Oscar Wilde, qui se plaisait à ses propres fables, portait deux bagues, dont l’une, prétendait-il, attirait le bonheur et l’autre le malheur. « Car, ajoutait-il, je n’ai jamais mélangé, comme la plupart des gens, mes parts de bonheur et de malheur. Je fus longtemps le plus heureux des hommes, je mérite bien d’en être le plus malheureux. Pour le moment, je subis l’influence de la mauvaise bague. »

Fataliste et stoïque, il souriait alors douloureusement à je ne sais quels affreux souvenirs, mais oubliait bientôt ses peines en imaginant quelque conte dont le héros était invariablement un roi ou un dieu, déployant ses aventures dans un palais de marbre, parmi les fleurs, les bannières et les musiques. Le rêve le consolait de la vie.

Je connus Oscar Wilde à Londres, au moment suprême de sa célébrité. Il allait par la ville, entouré de disciples, étonnant la foule, recherché de l’élite ; trois théâtres jouaient simultanément ses pièces.
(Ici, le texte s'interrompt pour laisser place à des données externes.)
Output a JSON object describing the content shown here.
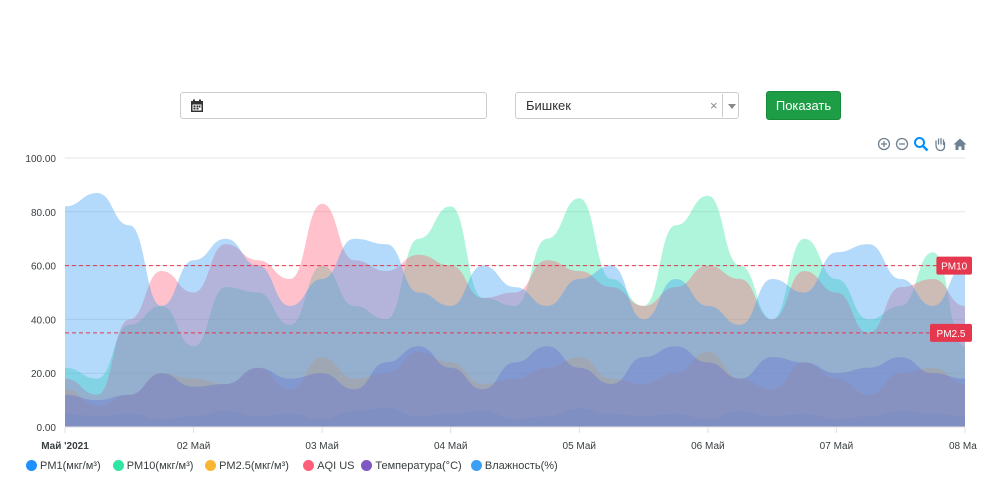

Dorian Gray, qui devait faire scandale, allait paraître. Il venait de publier Intentions, livre impertinent et paradoxal, où il s’amusait à retourner, la tête en l’air, les aphorismes favoris de la bourgeoisie. Spirituel iconoclaste, il divertissait le public tout en lui faisant peur. Je crois même qu’entre deux coupes de champagne il faisait volontiers profession d’anarchie. Il avait déjà des détracteurs au fond des presbytères, mais peu d’ennemis dans la littérature, car il était foncièrement bon. Lui, qui devait connaître toute l’amertume de l’ingratitude humaine, ne profita jamais de son autorité pour nuire à un adversaire. Il ne se mesurait qu’à force égale.

D’ailleurs cet homme, qui pouvait paraître un peu trop naïvement glorieux, s’humiliait devant ceux qu’il reconnaissait comme ses supérieurs. Un soir, au Garrick Club, je le vis trembler comme un débutant en présence de Walter Pater, l’incomparable styliste de Marius l’Épicurien. Il fut le familier respectueux de Burne Jones, Walter Crane, Swinburne, Ruskin, Rossetti, Robert Browning. Bref, selon les idées de ce monde, Oscar Wilde fut parfaitement heureux, et, ce qui est rare, le savait et le disait.

Il suffit d’un procès follement engagé par lui contre le marquis de Queensbury pour que ce rêve trop beau s’écroulât. Oscar Wilde se réveilla un matin dans un cachot, parmi les ruines de sa vie et de son œuvre. Ses pièces furent retirées de l’affiche, ses livres mis au pilon, et ses amis feignirent ne l’avoir jamais connu. Il n’était même plus Oscar Wilde : il était le détenu C. 3. 3. C’est de ce chiffre qu’il signa l’édition anglaise de la Ballade de la Geôle de Reading.

Il n’avait cependant pas assez souffert. Il devait encore être puni dans la personne des siens. C’est à Reading qu’il apprit la mort de sa mère ; après sa libération, il perdit sa femme ; enfin récemment, son frère lui fut enlevé. Il ne reste, je crois, de son nom que ses deux fils qu’il n’osait voir que clandestinement, à Genève.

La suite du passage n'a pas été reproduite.